Control of field bindweed shall mean preventing the production of viable seed and destroying the plant’s ability to reproduce by vegetative means.

Bindweed seed is viable after remaining dormant in the soil for many years. Seed brought near the soil surface by tillage, rodents, or other means will germinate under favorable conditions, resulting in new bindweed infestations. Effective field bindweed control can be achieved by applying appropriate control practices. In developing a bindweed control program, one should consider the various alternate control practices and use one or more appropriate control practices for a particular cropland or non-cropland area.


Practices approved for controlling bindweed are: (1) Plant competitive crops, (2) Appropriate and timely cultivation, and (3) application of herbicides registered for use in infested crops or on crop land with no growing crop. Often a combination of control practices results in a more effective program than does a single practice.

Competitive cropping - Close drilled sorghum or Sudan grass seeded about July 1, after a period of intensive cultivation, provides effective competition for field bindweed. Narrow row grain sorghum may also be used. The effectiveness of all competitive crops depends on intensive cultivation during the bindweed growing season when land is not in crop.
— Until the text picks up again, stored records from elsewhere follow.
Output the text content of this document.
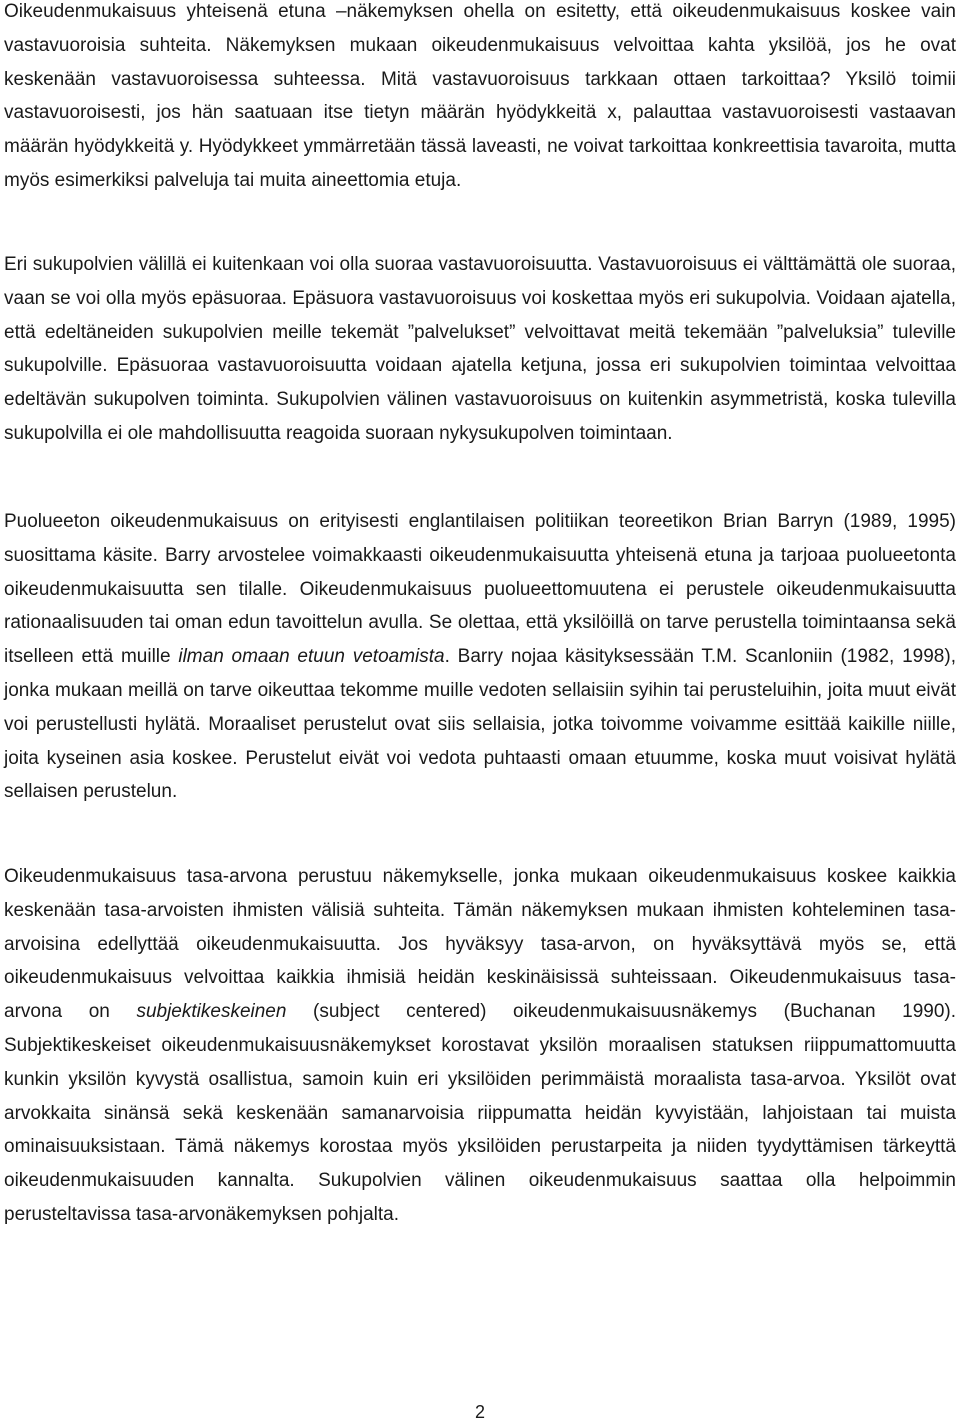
Oikeudenmukaisuus yhteisenä etuna –näkemyksen ohella on esitetty, että oikeudenmukaisuus koskee vain vastavuoroisia suhteita. Näkemyksen mukaan oikeudenmukaisuus velvoittaa kahta yksilöä, jos he ovat keskenään vastavuoroisessa suhteessa. Mitä vastavuoroisuus tarkkaan ottaen tarkoittaa? Yksilö toimii vastavuoroisesti, jos hän saatuaan itse tietyn määrän hyödykkeitä x, palauttaa vastavuoroisesti vastaavan määrän hyödykkeitä y. Hyödykkeet ymmärretään tässä laveasti, ne voivat tarkoittaa konkreettisia tavaroita, mutta myös esimerkiksi palveluja tai muita aineettomia etuja.

Eri sukupolvien välillä ei kuitenkaan voi olla suoraa vastavuoroisuutta. Vastavuoroisuus ei välttämättä ole suoraa, vaan se voi olla myös epäsuoraa. Epäsuora vastavuoroisuus voi koskettaa myös eri sukupolvia. Voidaan ajatella, että edeltäneiden sukupolvien meille tekemät ”palvelukset” velvoittavat meitä tekemään ”palveluksia” tuleville sukupolville. Epäsuoraa vastavuoroisuutta voidaan ajatella ketjuna, jossa eri sukupolvien toimintaa velvoittaa edeltävän sukupolven toiminta. Sukupolvien välinen vastavuoroisuus on kuitenkin asymmetristä, koska tulevilla sukupolvilla ei ole mahdollisuutta reagoida suoraan nykysukupolven toimintaan.

Puolueeton oikeudenmukaisuus on erityisesti englantilaisen politiikan teoreetikon Brian Barryn (1989, 1995) suosittama käsite. Barry arvostelee voimakkaasti oikeudenmukaisuutta yhteisenä etuna ja tarjoaa puolueetonta oikeudenmukaisuutta sen tilalle. Oikeudenmukaisuus puolueettomuutena ei perustele oikeudenmukaisuutta rationaalisuuden tai oman edun tavoittelun avulla. Se olettaa, että yksilöillä on tarve perustella toimintaansa sekä itselleen että muille ilman omaan etuun vetoamista. Barry nojaa käsityksessään T.M. Scanloniin (1982, 1998), jonka mukaan meillä on tarve oikeuttaa tekomme muille vedoten sellaisiin syihin tai perusteluihin, joita muut eivät voi perustellusti hylätä. Moraaliset perustelut ovat siis sellaisia, jotka toivomme voivamme esittää kaikille niille, joita kyseinen asia koskee. Perustelut eivät voi vedota puhtaasti omaan etuumme, koska muut voisivat hylätä sellaisen perustelun.

Oikeudenmukaisuus tasa-arvona perustuu näkemykselle, jonka mukaan oikeudenmukaisuus koskee kaikkia keskenään tasa-arvoisten ihmisten välisiä suhteita. Tämän näkemyksen mukaan ihmisten kohteleminen tasa-arvoisina edellyttää oikeudenmukaisuutta. Jos hyväksyy tasa-arvon, on hyväksyttävä myös se, että oikeudenmukaisuus velvoittaa kaikkia ihmisiä heidän keskinäisissä suhteissaan. Oikeudenmukaisuus tasa-arvona on subjektikeskeinen (subject centered) oikeudenmukaisuusnäkemys (Buchanan 1990). Subjektikeskeiset oikeudenmukaisuusnäkemykset korostavat yksilön moraalisen statuksen riippumattomuutta kunkin yksilön kyvystä osallistua, samoin kuin eri yksilöiden perimmäistä moraalista tasa-arvoa. Yksilöt ovat arvokkaita sinänsä sekä keskenään samanarvoisia riippumatta heidän kyvyistään, lahjoistaan tai muista ominaisuuksistaan. Tämä näkemys korostaa myös yksilöiden perustarpeita ja niiden tyydyttämisen tärkeyttä oikeudenmukaisuuden kannalta. Sukupolvien välinen oikeudenmukaisuus saattaa olla helpoimmin perusteltavissa tasa-arvonäkemyksen pohjalta.

2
Appropriate and timely cultivation - Intensive cultivation, if properly used, is effective in killing established bindweed. Intensive cultivation alone, however, is not usually practical because no crops can be grown during the cultivation period. Cultivation used with competitive crops can control bindweed. With small grains, the most favorable times for beginning cultivation are in the spring after bindweed growth has started, or in the fall after the grain has been harvested. The depth for cultivation in medium heavy soil is 4 inches. Bindweed cannot be controlled satisfactorily if cultivation is delayed as long as 20 or 28 days after bindweed emergence.


Practices approved for controlling bindweed on non-cropland are: (1) hoeing and (2) application of appropriate herbicides.
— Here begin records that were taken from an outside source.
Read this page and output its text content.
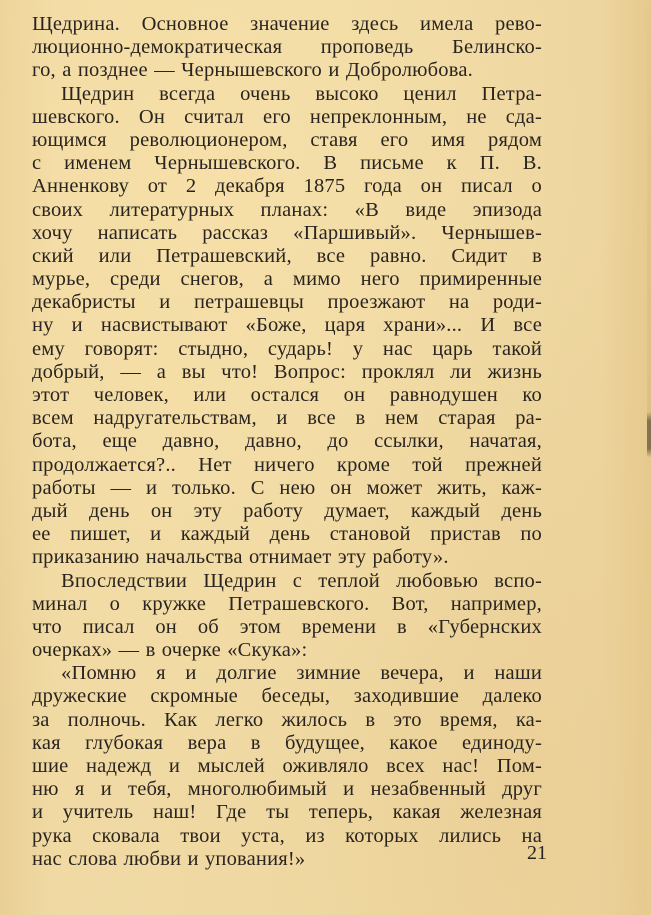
Щедрина. Основное значение здесь имела рево-
люционно-демократическая проповедь Белинско-
го, а позднее — Чернышевского и Добролюбова.
Щедрин всегда очень высоко ценил Петра-
шевского. Он считал его непреклонным, не сда-
ющимся революционером, ставя его имя рядом
с именем Чернышевского. В письме к П. В.
Анненкову от 2 декабря 1875 года он писал о
своих литературных планах: «В виде эпизода
хочу написать рассказ «Паршивый». Чернышев-
ский или Петрашевский, все равно. Сидит в
мурье, среди снегов, а мимо него примиренные
декабристы и петрашевцы проезжают на роди-
ну и насвистывают «Боже, царя храни»... И все
ему говорят: стыдно, сударь! у нас царь такой
добрый, — а вы что! Вопрос: проклял ли жизнь
этот человек, или остался он равнодушен ко
всем надругательствам, и все в нем старая ра-
бота, еще давно, давно, до ссылки, начатая,
продолжается?.. Нет ничего кроме той прежней
работы — и только. С нею он может жить, каж-
дый день он эту работу думает, каждый день
ее пишет, и каждый день становой пристав по
приказанию начальства отнимает эту работу».
Впоследствии Щедрин с теплой любовью вспо-
минал о кружке Петрашевского. Вот, например,
что писал он об этом времени в «Губернских
очерках» — в очерке «Скука»:
«Помню я и долгие зимние вечера, и наши
дружеские скромные беседы, заходившие далеко
за полночь. Как легко жилось в это время, ка-
кая глубокая вера в будущее, какое единоду-
шие надежд и мыслей оживляло всех нас! Пом-
ню я и тебя, многолюбимый и незабвенный друг
и учитель наш! Где ты теперь, какая железная
рука сковала твои уста, из которых лились на
нас слова любви и упования!»	21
Hoeing - In non-cropland areas such as home gardens and flower beds and for horticultural or forestry plants, thorough hoeing every 10 days to  2 weeks during the growing season can control bindweed effectively. It is essential to cut off all plants at each hoeing. Bindweed plants missed in hoeing replenish their reserves, which delays killing time. Results will not be satisfactory if bindweed plants are left outside the hoed area because those plants will supply food to the roots for a distance of about 10 feet, preventing the killing of established bindweed in the hoed area.
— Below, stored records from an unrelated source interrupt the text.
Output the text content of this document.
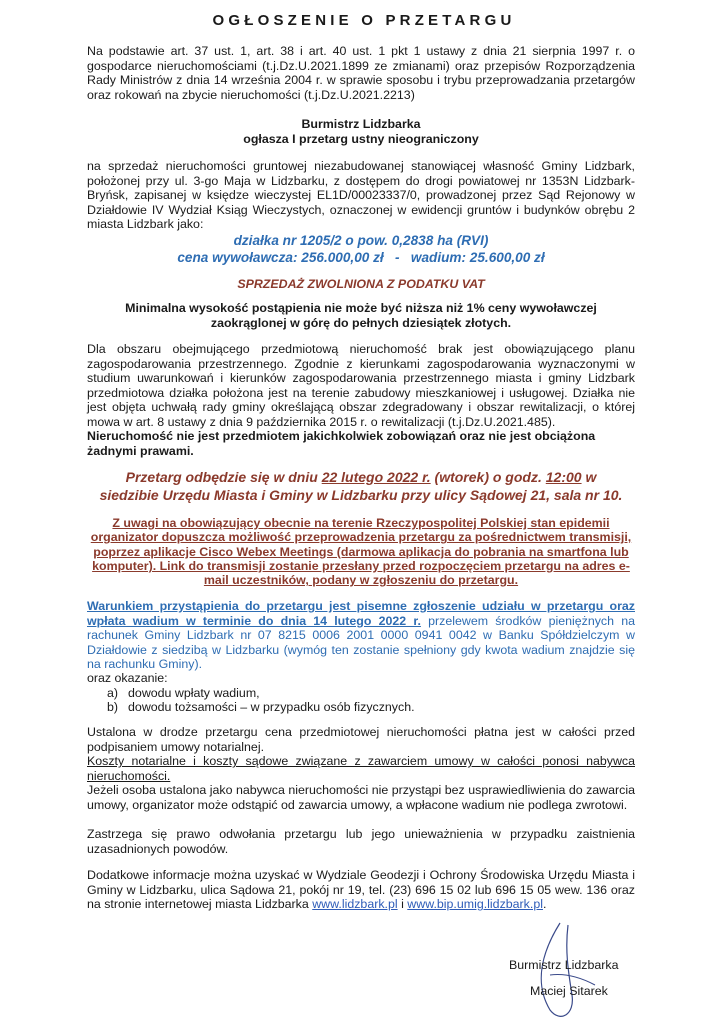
OGŁOSZENIE O PRZETARGU
Na podstawie art. 37 ust. 1, art. 38 i art. 40 ust. 1 pkt 1 ustawy z dnia 21 sierpnia 1997 r. o gospodarce nieruchomościami (t.j.Dz.U.2021.1899 ze zmianami) oraz przepisów Rozporządzenia Rady Ministrów z dnia 14 września 2004 r. w sprawie sposobu i trybu przeprowadzania przetargów oraz rokowań na zbycie nieruchomości (t.j.Dz.U.2021.2213)
Burmistrz Lidzbarka
ogłasza I przetarg ustny nieograniczony
na sprzedaż nieruchomości gruntowej niezabudowanej stanowiącej własność Gminy Lidzbark, położonej przy ul. 3-go Maja w Lidzbarku, z dostępem do drogi powiatowej nr 1353N Lidzbark-Bryńsk, zapisanej w księdze wieczystej EL1D/00023337/0, prowadzonej przez Sąd Rejonowy w Działdowie IV Wydział Ksiąg Wieczystych, oznaczonej w ewidencji gruntów i budynków obrębu 2 miasta Lidzbark jako:
działka nr 1205/2 o pow. 0,2838 ha (RVI)
cena wywoławcza: 256.000,00 zł - wadium: 25.600,00 zł
SPRZEDAŻ ZWOLNIONA Z PODATKU VAT
Minimalna wysokość postąpienia nie może być niższa niż 1% ceny wywoławczej zaokrąglonej w górę do pełnych dziesiątek złotych.
Dla obszaru obejmującego przedmiotową nieruchomość brak jest obowiązującego planu zagospodarowania przestrzennego. Zgodnie z kierunkami zagospodarowania wyznaczonymi w studium uwarunkowań i kierunków zagospodarowania przestrzennego miasta i gminy Lidzbark przedmiotowa działka położona jest na terenie zabudowy mieszkaniowej i usługowej. Działka nie jest objęta uchwałą rady gminy określającą obszar zdegradowany i obszar rewitalizacji, o której mowa w art. 8 ustawy z dnia 9 października 2015 r. o rewitalizacji (t.j.Dz.U.2021.485).
Nieruchomość nie jest przedmiotem jakichkolwiek zobowiązań oraz nie jest obciążona żadnymi prawami.
Przetarg odbędzie się w dniu 22 lutego 2022 r. (wtorek) o godz. 12:00 w
siedzibie Urzędu Miasta i Gminy w Lidzbarku przy ulicy Sądowej 21, sala nr 10.
Z uwagi na obowiązujący obecnie na terenie Rzeczypospolitej Polskiej stan epidemii organizator dopuszcza możliwość przeprowadzenia przetargu za pośrednictwem transmisji, poprzez aplikacje Cisco Webex Meetings (darmowa aplikacja do pobrania na smartfona lub komputer). Link do transmisji zostanie przesłany przed rozpoczęciem przetargu na adres e-mail uczestników, podany w zgłoszeniu do przetargu.
Warunkiem przystąpienia do przetargu jest pisemne zgłoszenie udziału w przetargu oraz wpłata wadium w terminie do dnia 14 lutego 2022 r. przelewem środków pieniężnych na rachunek Gminy Lidzbark nr 07 8215 0006 2001 0000 0941 0042 w Banku Spółdzielczym w Działdowie z siedzibą w Lidzbarku (wymóg ten zostanie spełniony gdy kwota wadium znajdzie się na rachunku Gminy).
oraz okazanie:
a) dowodu wpłaty wadium,
b) dowodu tożsamości – w przypadku osób fizycznych.
Ustalona w drodze przetargu cena przedmiotowej nieruchomości płatna jest w całości przed podpisaniem umowy notarialnej.
Koszty notarialne i koszty sądowe związane z zawarciem umowy w całości ponosi nabywca nieruchomości.
Jeżeli osoba ustalona jako nabywca nieruchomości nie przystąpi bez usprawiedliwienia do zawarcia umowy, organizator może odstąpić od zawarcia umowy, a wpłacone wadium nie podlega zwrotowi.
Zastrzega się prawo odwołania przetargu lub jego unieważnienia w przypadku zaistnienia uzasadnionych powodów.
Dodatkowe informacje można uzyskać w Wydziale Geodezji i Ochrony Środowiska Urzędu Miasta i Gminy w Lidzbarku, ulica Sądowa 21, pokój nr 19, tel. (23) 696 15 02 lub 696 15 05 wew. 136 oraz na stronie internetowej miasta Lidzbarka www.lidzbark.pl i www.bip.umig.lidzbark.pl.
Burmistrz Lidzbarka
Maciej Sitarek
The following herbicides may be used for cost-share with landowners. Always read and follow label instructions and precautions.

2,4-D Amine or LV Ester
Dicamba (Banvel, Clarity, Vanquish)
Dicamba + 2,4-D
Glyphosate (Roundup)
Glyphosate + 2,4-D
Picloram (Tordon)
Picloram + 2,4-D
Imazapyr (Arsenal)
Fosamine (Krenite) Do not apply to cropland
Imazapic (Plateau)
Quinclorac (Paramount, Drive)

Chemical costs per acre can be obtained by contacting the Marion County Weed Office at 620-382-3190 or emailing


There are no biological controls approved for field bindweed at this time. The State is looking at gall mites as a possible control agent.